The AUC(0 − and the AUC(0 − ∞) of all five compounds were close by indicating that the monitoring time of this study was appropriate. The AUC(0 − of jervine was larger than other analytes, showing an abundant of plasma exposure higher than other compounds. The T1/2 of resveratrol was 2.24 ± 1.11 h, which was faster when compared to other compounds. Jervine and veratramine were components that caused the toxicity of Veratrum nigrum L. [7]. The long half-life of the terminal phase and the long mean residence time of jervine and veratramine may explain the phenomenon and causes of chronic toxicity of Veratrum nigrum L., which may provide a theoretical basis for further studies.

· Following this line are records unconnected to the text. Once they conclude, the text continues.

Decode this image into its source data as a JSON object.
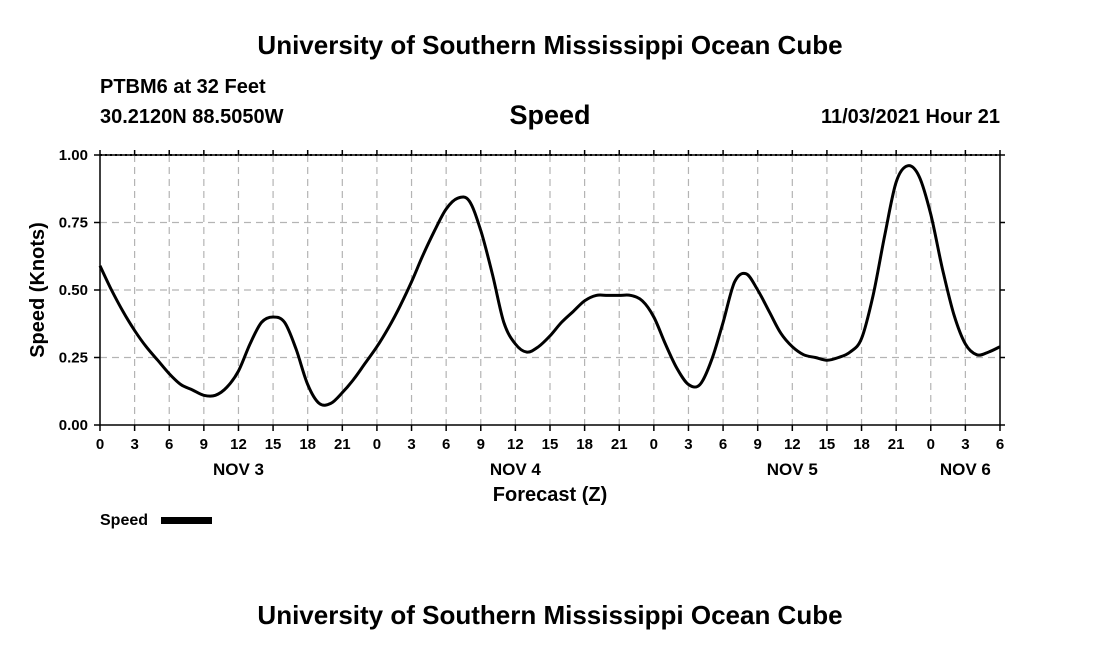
{
  "header": {
    "title": "University of Southern Mississippi Ocean Cube",
    "station": "PTBM6 at 32 Feet",
    "coordinates": "30.2120N  88.5050W",
    "variable": "Speed",
    "datetime": "11/03/2021 Hour 21"
  },
  "footer": {
    "title": "University of Southern Mississippi Ocean Cube"
  },
  "chart_data": {
    "type": "line",
    "title": "Speed",
    "xlabel": "Forecast (Z)",
    "ylabel": "Speed (Knots)",
    "ylim": [
      0,
      1
    ],
    "xlim": [
      0,
      78
    ],
    "x_units": "hours from Nov 3 00Z",
    "yticks": [
      "0.00",
      "0.25",
      "0.50",
      "0.75",
      "1.00"
    ],
    "xtick_labels": [
      "0",
      "3",
      "6",
      "9",
      "12",
      "15",
      "18",
      "21",
      "0",
      "3",
      "6",
      "9",
      "12",
      "15",
      "18",
      "21",
      "0",
      "3",
      "6",
      "9",
      "12",
      "15",
      "18",
      "21",
      "0",
      "3",
      "6"
    ],
    "day_labels": [
      {
        "label": "NOV 3",
        "hour": 12
      },
      {
        "label": "NOV 4",
        "hour": 36
      },
      {
        "label": "NOV 5",
        "hour": 60
      },
      {
        "label": "NOV 6",
        "hour": 75
      }
    ],
    "grid": true,
    "legend": {
      "label": "Speed",
      "placement": "bottom-left"
    },
    "series": [
      {
        "name": "Speed",
        "x": [
          0,
          1,
          2,
          3,
          4,
          5,
          6,
          7,
          8,
          9,
          10,
          11,
          12,
          13,
          14,
          15,
          16,
          17,
          18,
          19,
          20,
          21,
          22,
          23,
          24,
          25,
          26,
          27,
          28,
          29,
          30,
          31,
          32,
          33,
          34,
          35,
          36,
          37,
          38,
          39,
          40,
          41,
          42,
          43,
          44,
          45,
          46,
          47,
          48,
          49,
          50,
          51,
          52,
          53,
          54,
          55,
          56,
          57,
          58,
          59,
          60,
          61,
          62,
          63,
          64,
          65,
          66,
          67,
          68,
          69,
          70,
          71,
          72,
          73,
          74,
          75,
          76,
          77,
          78
        ],
        "values": [
          0.59,
          0.5,
          0.42,
          0.35,
          0.29,
          0.24,
          0.19,
          0.15,
          0.13,
          0.11,
          0.11,
          0.14,
          0.2,
          0.3,
          0.38,
          0.4,
          0.38,
          0.28,
          0.15,
          0.08,
          0.08,
          0.12,
          0.17,
          0.23,
          0.29,
          0.36,
          0.44,
          0.53,
          0.63,
          0.72,
          0.8,
          0.84,
          0.83,
          0.72,
          0.56,
          0.38,
          0.3,
          0.27,
          0.29,
          0.33,
          0.38,
          0.42,
          0.46,
          0.48,
          0.48,
          0.48,
          0.48,
          0.46,
          0.4,
          0.3,
          0.21,
          0.15,
          0.15,
          0.24,
          0.38,
          0.53,
          0.56,
          0.5,
          0.42,
          0.34,
          0.29,
          0.26,
          0.25,
          0.24,
          0.25,
          0.27,
          0.32,
          0.48,
          0.7,
          0.9,
          0.96,
          0.92,
          0.78,
          0.58,
          0.41,
          0.3,
          0.26,
          0.27,
          0.29
        ]
      }
    ]
  }
}
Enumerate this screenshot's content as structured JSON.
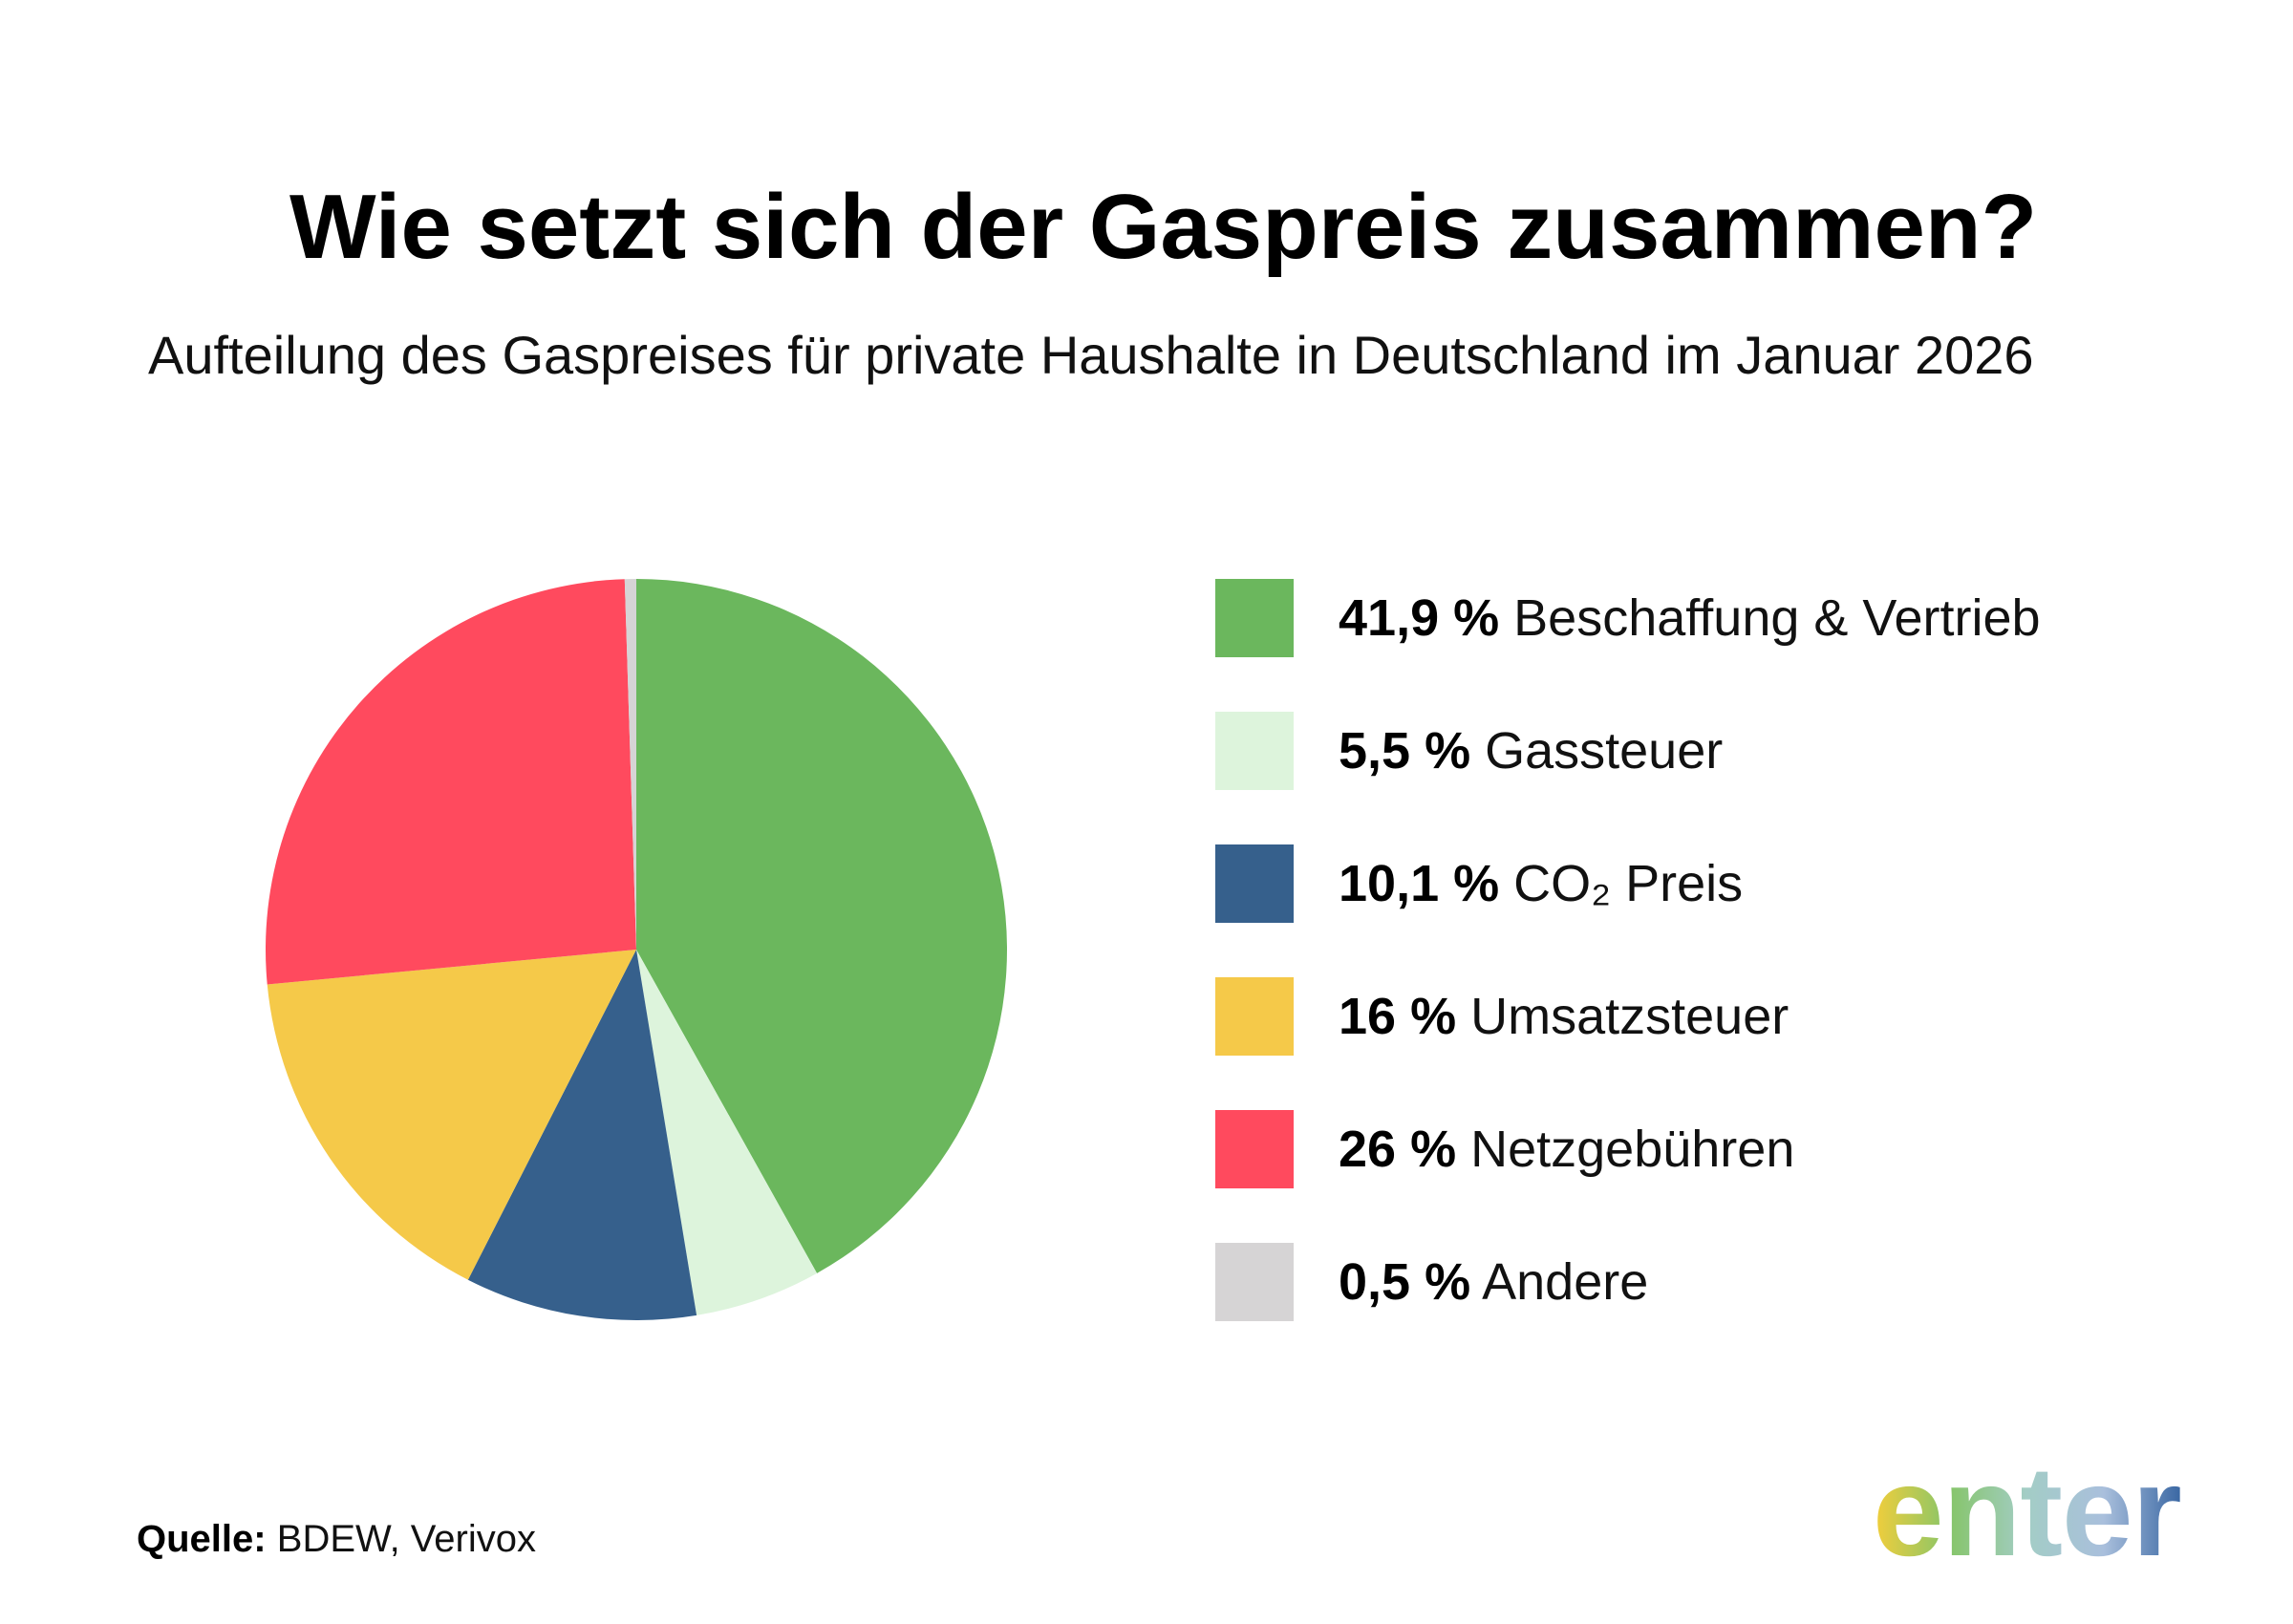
{
  "chart_data": {
    "type": "pie",
    "title": "Wie setzt sich der Gaspreis zusammen?",
    "subtitle": "Aufteilung des Gaspreises für private Haushalte in Deutschland im Januar 2026",
    "categories": [
      "Beschaffung & Vertrieb",
      "Gassteuer",
      "CO₂ Preis",
      "Umsatzsteuer",
      "Netzgebühren",
      "Andere"
    ],
    "values": [
      41.9,
      5.5,
      10.1,
      16,
      26,
      0.5
    ],
    "value_labels": [
      "41,9 %",
      "5,5 %",
      "10,1 %",
      "16 %",
      "26 %",
      "0,5 %"
    ],
    "colors": [
      "#6BB75D",
      "#DDF4DC",
      "#36608C",
      "#F5C949",
      "#FF4A5E",
      "#D6D4D5"
    ],
    "legend": "right"
  },
  "source": {
    "label": "Quelle:",
    "text": "BDEW, Verivox"
  },
  "logo": {
    "text": "enter",
    "gradient": [
      "#F4CE3A",
      "#86C56A",
      "#A3CDC6",
      "#A9BFDC",
      "#3A67A3"
    ]
  }
}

To sum up the all pharmacokinetic results, we can find that the veratrosine, polydatin, and resveratrol can be absorbed into the blood faster while jervine and veratramine were slowly absorbed. Compared with other ingredients, jervine is more completely absorbed and widely distributed and has a longer residence time in the body. And resveratrol has the fastest metabolizing speed among the five ingredients.

4. Conclusion

A rapid and sensitive UPLC-MS/MS method was developed to determine the eight compounds (cyclopamine, jervine, veratramine, polydatin, quercetin, apigenin, resveratrol, and veratrosine) after oral administration of Veratrum nigrum L. extract in rats' plasma in the experiment. This method is specific, stable, and reliable and has a short analysis time. The results indicated that the blood concentration and plasma exposure of jervine were higher than other compounds. In addition, the absorption of veratrosine, polydatin, and resveratrol was quick. Jervine and veratramine have longer terminal phase half-life, and the longer mean residence time compared to other compounds might be the reason for Veratrum nigrum L.'s chronic toxicity. The pharmacokinetic parameters provided valuable information for the further development and clinical application of Veratrum nigrum L.